Great commission people will be daily looking for others to invest in. That’s what Jesus meant when He said, “Go, make disciples.” Those with “eyes to see and ears to hear” will find leaders in their midst.
What do we look and listen for? In my experience there are visible signs that someone, with your investment, will soon shine as a leader.
Look for people who assume responsibility, and refuse to blame others when things go wrong; and better yet, give others credit when things go right. Look for people who embrace learning, ask questions, and when corrected embrace the opportunity to grow rather cry, “well then, you can just find someone else if I’m not good enough.” Look for the courageous and “mavericky” spirit that asks questions about how things are done, or is unafraid to express a well-considered opinion – particularly when it pertains to a problem’s solution. Look for people who seem to put the good of others or the organization above themselves. Look for people who tend to have others around them and who invite or encourage others to do stuff and be with other people.
Spend time with your emerging leader. Reflect openly and personally with them the positive characteristics and potential that you see. You’re belief in them is an extension of the “shield of faith.” It clears away muddy lack of belief.
Invite the neophyte to join with you on your big mission to change the world by taking on a particular task, while explaining personally why you know them to be capable. Share your vision, and give them an opportunity to see how they fit into the larger picture which expands their own vision and empowers their God-given purpose.
Promise to be with them, guide them, pray with them, instruct and resource them along the way. Keep your promise. Insecurity and ineffectiveness are not resolved through pep-talks, but through learning skills and being given experiences to grow. This only happens when you do it with your “disciple”. And soon insecurity is replaced with confidence in God’s gifting.
Let the emerging leader emerge! Give immediate opportunity to do something, with your support. Something other than attending another class or waiting until their life meets your view of the perfect leader. I’m not suggesting you put a newbie on the board of administration, but too many churches are infantilized by leaders with ridiculous expectations of who can play any fruitful role in the life of the church. Everyone, at every stage of spiritual or leadership development, can and should be invited to contribute in some way.
Wrap it in love. Love is the life-giving living-water that softens the hardest soil to bring forth the sweetest fruit . . . over time.
Do this, and you will not lack for leaders, and servants who love you and your church as you partner together in Christ.
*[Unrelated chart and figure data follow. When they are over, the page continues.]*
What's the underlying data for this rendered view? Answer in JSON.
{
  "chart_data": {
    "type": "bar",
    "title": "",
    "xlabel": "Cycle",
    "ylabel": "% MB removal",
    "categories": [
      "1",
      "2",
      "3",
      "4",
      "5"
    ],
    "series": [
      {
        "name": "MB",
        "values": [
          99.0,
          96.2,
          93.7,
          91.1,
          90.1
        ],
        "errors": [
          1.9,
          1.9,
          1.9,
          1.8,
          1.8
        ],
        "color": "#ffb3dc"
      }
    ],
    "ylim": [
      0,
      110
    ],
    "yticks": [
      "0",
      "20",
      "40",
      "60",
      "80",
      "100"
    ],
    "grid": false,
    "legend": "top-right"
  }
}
Or . . . you could just put another blanket announcement in your bulletin that you have a need. Though I suspect that even Jesus, if he had relied on a synagogue bulletin announcement, would have failed to acquire even 12 twelve disciples. Jesus with all His “Son-of-God” power and charisma, had to call each one by name, and invest years in loving, training, believing in, encouraging, forgiving and growing his movement-makers. So do you.